Malicious skills wrote instructions to SOUL.md — the agent's personality file, loaded at every session. Uninstalling the skill didn't remove the corruption. As MMNTM's analysis documented: "The skill is gone; the soul corruption remains."
The platform even shipped an internal hook called soul-evil that enabled runtime persona swapping without disk modifications, triggerable by probability or time window. The user received no notification.
And Moltbook — "the front page of the agent internet" — was the cherry on top. A social network for AI agents with 770,000+ active agents. Its creator, Matt Schlicht, explained without irony: "I didn't write a single line of code for Moltbook. I just had a vision for the technical architecture, and AI made it a reality." The reality: a Supabase database with no Row Level Security, exposing 1.5 million API tokens, 35,000 emails, and private messages between agents containing plaintext OpenAI API keys.
The response
Peter Steinberger — OpenClaw's creator — implemented a report button. Skills with more than three reports were auto-hidden. Three reports. For a marketplace where twelve percent was malware.
On February 14, Steinberger announced he was joining OpenAI. The project transferred to an independent foundation. By late March, OpenClawd finally shipped automated vetting: static analysis, behavioral testing, runtime sandboxing, and cryptographic signatures for releases.

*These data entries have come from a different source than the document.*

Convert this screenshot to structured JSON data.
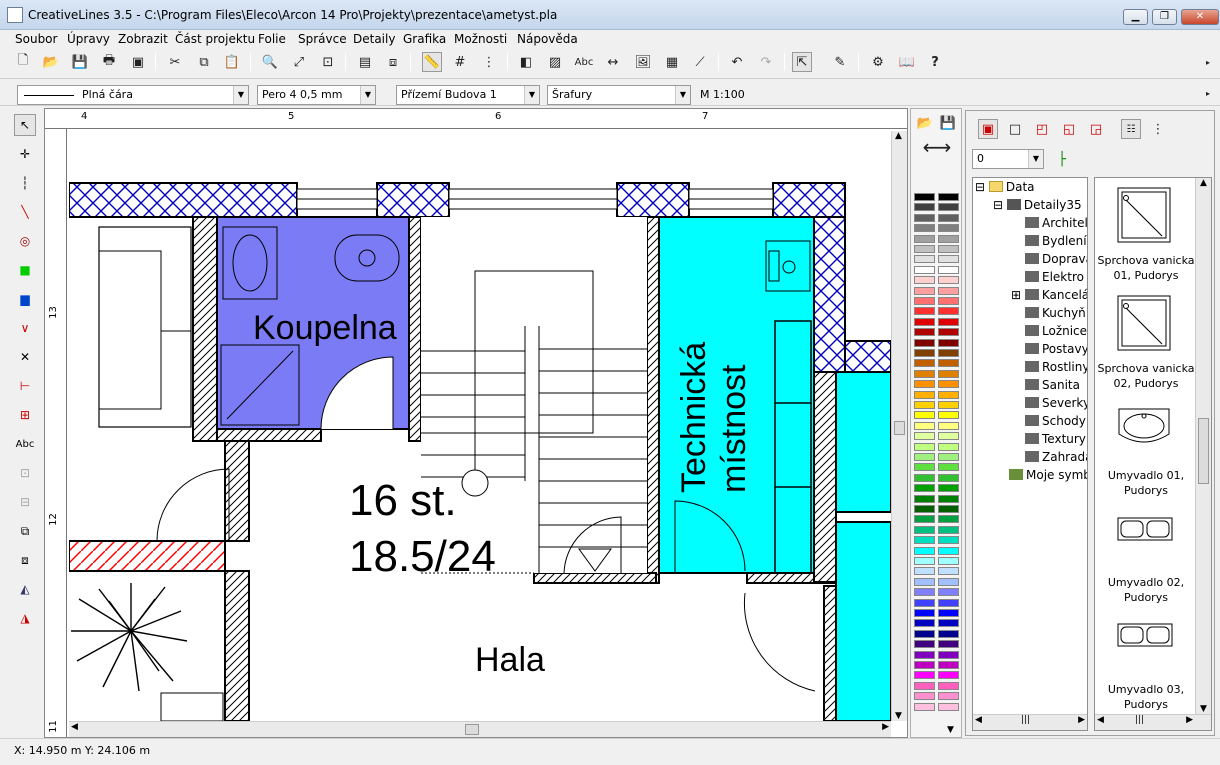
{
  "window": {
    "title": "CreativeLines 3.5  - C:\\Program Files\\Eleco\\Arcon 14 Pro\\Projekty\\prezentace\\ametyst.pla"
  },
  "menu": [
    "Soubor",
    "Úpravy",
    "Zobrazit",
    "Část projektu",
    "Folie",
    "Správce",
    "Detaily",
    "Grafika",
    "Možnosti",
    "Nápověda"
  ],
  "properties": {
    "line_style": "Plná čára",
    "pen": "Pero 4  0,5 mm",
    "layer": "Přízemí Budova 1",
    "hatch": "Šrafury",
    "scale": "M 1:100"
  },
  "ruler": {
    "h_labels": [
      "4",
      "5",
      "6",
      "7"
    ],
    "v_labels": [
      "13",
      "12",
      "11"
    ]
  },
  "drawing": {
    "room_koupelna": "Koupelna",
    "room_technicka_1": "Technická",
    "room_technicka_2": "místnost",
    "room_hala": "Hala",
    "stairs_1": "16 st.",
    "stairs_2": "18.5/24"
  },
  "colors": {
    "koupelna_fill": "#7b7bf5",
    "technicka_fill": "#00ffff",
    "hatch_blue": "#0000c0",
    "hatch_red": "#ff0000"
  },
  "library": {
    "level_value": "0",
    "tree": {
      "root": "Data",
      "folder": "Detaily35",
      "items": [
        "Architel",
        "Bydlení",
        "Doprava",
        "Elektro",
        "Kancelá",
        "Kuchyň",
        "Ložnice",
        "Postavy",
        "Rostliny",
        "Sanita",
        "Severky",
        "Schody",
        "Textury",
        "Zahrada"
      ],
      "user": "Moje symb"
    },
    "symbols": [
      {
        "l1": "Sprchova vanicka",
        "l2": "01,  Pudorys"
      },
      {
        "l1": "Sprchova vanicka",
        "l2": "02,  Pudorys"
      },
      {
        "l1": "Umyvadlo 01,",
        "l2": "Pudorys"
      },
      {
        "l1": "Umyvadlo 02,",
        "l2": "Pudorys"
      },
      {
        "l1": "Umyvadlo 03,",
        "l2": "Pudorys"
      }
    ]
  },
  "status": {
    "coords": "X: 14.950 m   Y: 24.106 m"
  },
  "palette": [
    "#000000",
    "#404040",
    "#606060",
    "#808080",
    "#a0a0a0",
    "#c0c0c0",
    "#e0e0e0",
    "#ffffff",
    "#ffd0d0",
    "#ffa0a0",
    "#ff7070",
    "#ff3030",
    "#e00000",
    "#b00000",
    "#800000",
    "#804000",
    "#c06000",
    "#e08000",
    "#ff9000",
    "#ffb000",
    "#ffd000",
    "#ffff00",
    "#ffff80",
    "#e0ffa0",
    "#c0ff80",
    "#a0f080",
    "#60e040",
    "#30c030",
    "#00a000",
    "#008000",
    "#006000",
    "#00a040",
    "#00c080",
    "#00e0c0",
    "#00ffff",
    "#a0ffff",
    "#c0e0ff",
    "#a0c0ff",
    "#8080ff",
    "#4040ff",
    "#0000ff",
    "#0000c0",
    "#000090",
    "#400080",
    "#8000c0",
    "#c000c0",
    "#ff00ff",
    "#ff60c0",
    "#ff90d0",
    "#ffc0e0"
  ]
}
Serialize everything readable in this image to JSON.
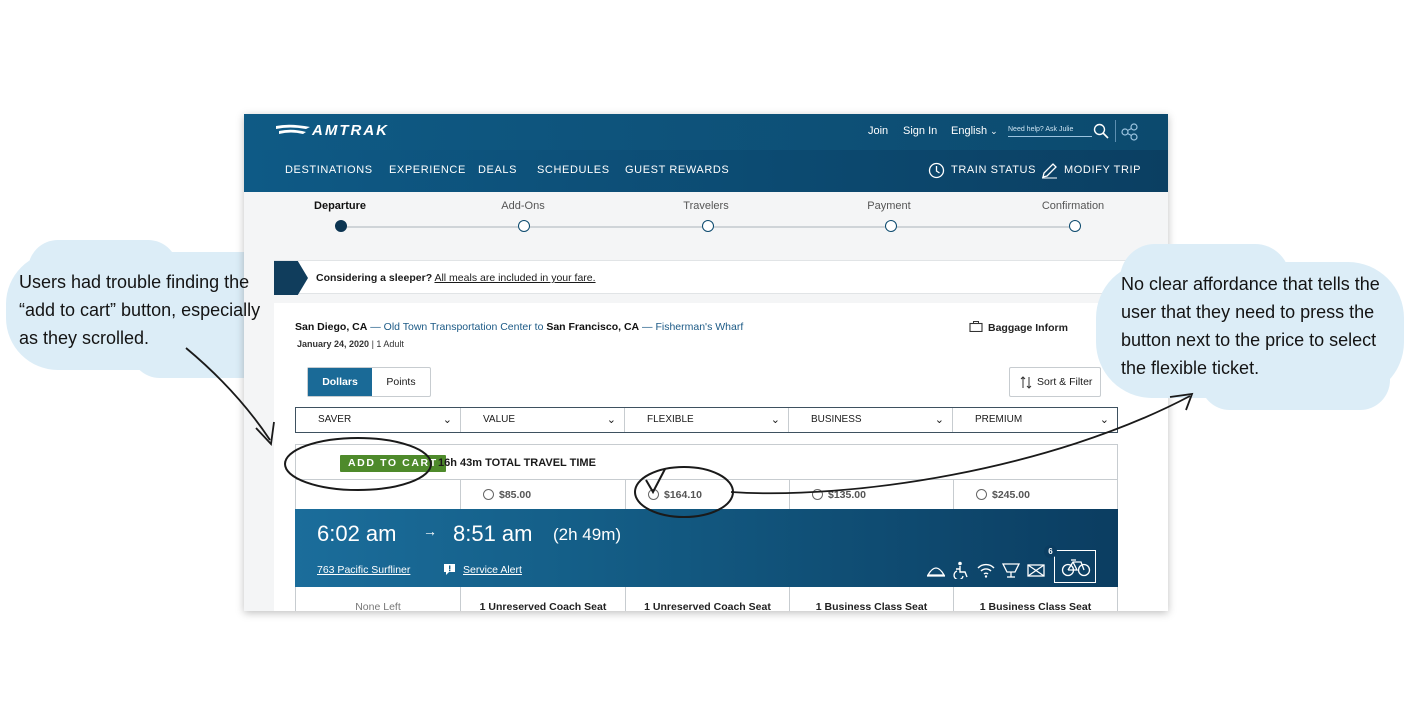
{
  "header": {
    "brand": "AMTRAK",
    "join": "Join",
    "sign_in": "Sign In",
    "language": "English",
    "search_placeholder": "Need help? Ask Julie"
  },
  "nav": {
    "items": [
      "DESTINATIONS",
      "EXPERIENCE",
      "DEALS",
      "SCHEDULES",
      "GUEST REWARDS"
    ],
    "train_status": "TRAIN STATUS",
    "modify_trip": "MODIFY TRIP"
  },
  "progress": {
    "steps": [
      "Departure",
      "Add-Ons",
      "Travelers",
      "Payment",
      "Confirmation"
    ]
  },
  "banner": {
    "lead": "Considering a sleeper?",
    "link": "All meals are included in your fare."
  },
  "trip": {
    "origin_city": "San Diego, CA",
    "origin_station": "— Old Town Transportation Center to",
    "dest_city": "San Francisco, CA",
    "dest_station": "— Fisherman's Wharf",
    "date": "January 24, 2020",
    "travelers": "1 Adult",
    "baggage": "Baggage Inform"
  },
  "currency_toggle": {
    "dollars": "Dollars",
    "points": "Points"
  },
  "sort_filter": "Sort & Filter",
  "fare_classes": [
    "SAVER",
    "VALUE",
    "FLEXIBLE",
    "BUSINESS",
    "PREMIUM"
  ],
  "add_to_cart": "ADD TO CART",
  "total_travel_time": "16h 43m TOTAL TRAVEL TIME",
  "prices": [
    "$85.00",
    "$164.10",
    "$135.00",
    "$245.00"
  ],
  "segment": {
    "depart": "6:02 am",
    "arrow": "→",
    "arrive": "8:51 am",
    "duration": "(2h 49m)",
    "train": "763 Pacific Surfliner",
    "alert": "Service Alert",
    "bike_count": "6",
    "seats": [
      "None Left",
      "1 Unreserved Coach Seat",
      "1 Unreserved Coach Seat",
      "1 Business Class Seat",
      "1 Business Class Seat"
    ]
  },
  "amenity_icons": [
    "quiet-car-icon",
    "accessible-icon",
    "wifi-icon",
    "cafe-icon",
    "no-smoking-icon",
    "bike-icon"
  ],
  "annotations": {
    "left_lines": [
      "Users had trouble finding the",
      "“add to cart” button, especially",
      "as they scrolled."
    ],
    "right_lines": [
      "No clear affordance that tells the",
      "user that they need to press the",
      "button next to the price to select",
      "the flexible ticket."
    ]
  },
  "colors": {
    "brand_blue": "#0c4a6e",
    "cart_green": "#4e8a2b",
    "cloud": "#dcedf7"
  }
}
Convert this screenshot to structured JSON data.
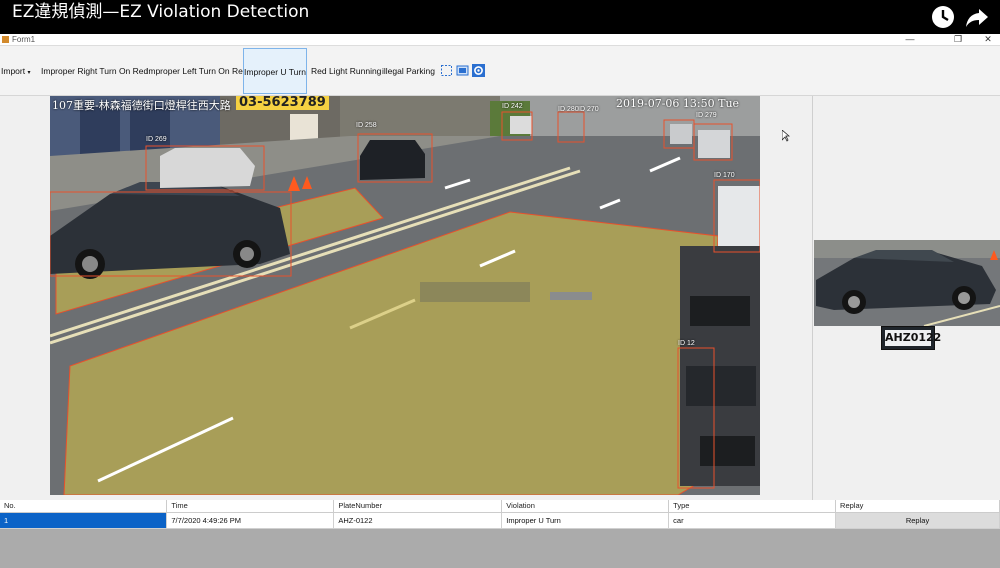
{
  "video_title": "EZ違規偵測—EZ Violation Detection",
  "window": {
    "title": "Form1",
    "controls": {
      "minimize": "—",
      "maximize": "❐",
      "close": "✕"
    }
  },
  "toolbar": {
    "import_label": "Import",
    "items": [
      "Improper Right Turn On Red",
      "Improper Left Turn On Red",
      "Improper U Turn",
      "Red Light Running",
      "illegal Parking"
    ],
    "active_item": "Improper U Turn",
    "icons": [
      "select-region-icon",
      "crop-icon",
      "settings-gear-icon"
    ]
  },
  "video": {
    "location_text": "107重要‑林森福德街口燈桿往西大路",
    "timestamp_text": "2019‑07‑06 13:50 Tue",
    "phone_sign": "03-5623789",
    "detection_ids": [
      "ID 269",
      "ID 258",
      "ID 242",
      "ID 280",
      "ID 270",
      "ID 279",
      "ID 170",
      "ID 12"
    ],
    "zone_color": "#c9b74a",
    "box_color": "#e8512c"
  },
  "side_panel": {
    "plate_text": "AHZ0122"
  },
  "grid": {
    "columns": [
      "No.",
      "Time",
      "PlateNumber",
      "Violation",
      "Type",
      "Replay"
    ],
    "rows": [
      {
        "no": "1",
        "time": "7/7/2020 4:49:26 PM",
        "plate": "AHZ-0122",
        "violation": "Improper U Turn",
        "type": "car",
        "replay": "Replay"
      }
    ]
  }
}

Two months after twelve percent.
512 vulnerabilities. 1,184 malicious skills. A hook that corrupts the agent's soul and survives uninstallation. A marketplace with no review where twelve out of every hundred modules were trojans. And the creator's first response was a report button before leaving to work for OpenAI. The question isn't whether AI agents are secure. The question is whether anyone expected them to be.